The 15 Minute Window
For the first 15 minutes a post is up, your vote stands to surrender your curation rewards back to the general reward pool. If you vote at 0 seconds, you give up 100% of your rewards; 50% at 7.5 minutes; while retaining all of your curation rewards at 15 minutes.
So, you should just vote at 15 minutes, right? Not necessarily - remember, curation rewards is a predictive game. Someone might vote at 12 minutes instead, giving up 20% curation rewards. However, by being early, they may end up with twice as much rewards as at 15 minutes; so the 20% would be well worth the cost.
This is another reason to seek undiscovered content by unknown authors. There's less competition for votes, so you can comfortably vote at 14 minutes to 15 minutes.
Getting the word out
Once you have voted, you need other people to vote after you to increase your curation rewards. Please don't spam anyone though...
Use SteemLookup
Yeah, all of that is fine, but how do you find posts? Use SteemLookUp. Filter posts by the type you might like, so you don't have to crawl through a cesspit of shitposts.
Self-upvotes, unvotes and downvotes
Self-upvotes will get you the same curation rewards as any other upvote. If you vote in the first 15 minutes, you'll lose all of your curation rewards back to the reward pool. Unvoting will remove your curation rewards from the post. Downvoting comes with no curation rewards at all.
Don't vote in the last 12 hours
Starting at the 12 hours from post payout, payouts will decline linearly. One minute before the post pays out, your vote will be worth nothing. So, make sure you get your vote in within the first 6 days, 12 hours.
Bots
Die of boils.
The most altruistic thing a curator on Steem can do today is downvote all of those paid bot infested posts. You take rewards from them, and distribute it across the Steem reward pool It'll make you Steem's Robin Hood. It's not so altruistic, really, as it'll make Steem much better a social platform, and increase the value of your Stake long term.
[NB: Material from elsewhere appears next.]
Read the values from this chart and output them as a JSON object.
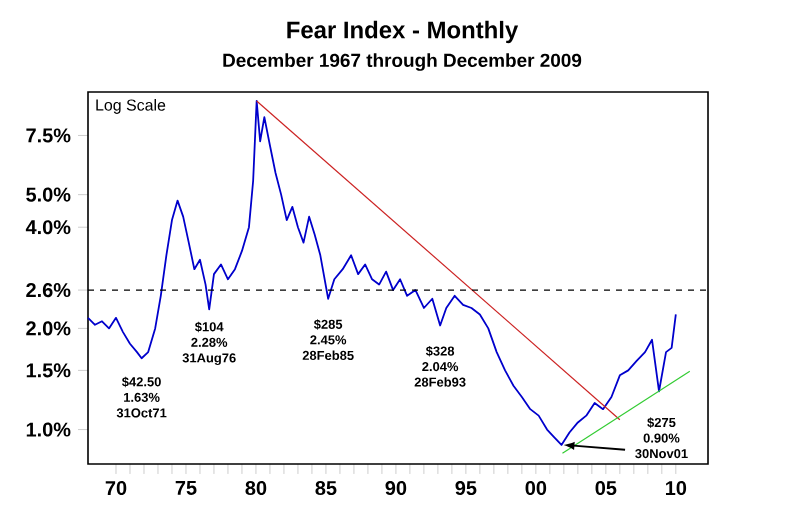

To be fair, bots can be useful. One easy way, if you have a fast bot, is to get passive curation rewards is by following an account with a large trail, and getting in towards the front of it. Setting a bot to vote on popular authors isn't going to work though, as there'll be massive competition that'll be willing to give up more of the curation rewards well under the first 15 minutes the post is live.
Curation is a skill
Last time, I went on a rant about why curation is a skill. This time, all I'll tell you is that if everything seems overwhelming, it'll simply become second nature with some experience. You'll know instinctively what needs a vote, at what time, and at what voting strength.
Or just don't bother. Find a post you like, vote on it. Except anything Trending, don't vote those.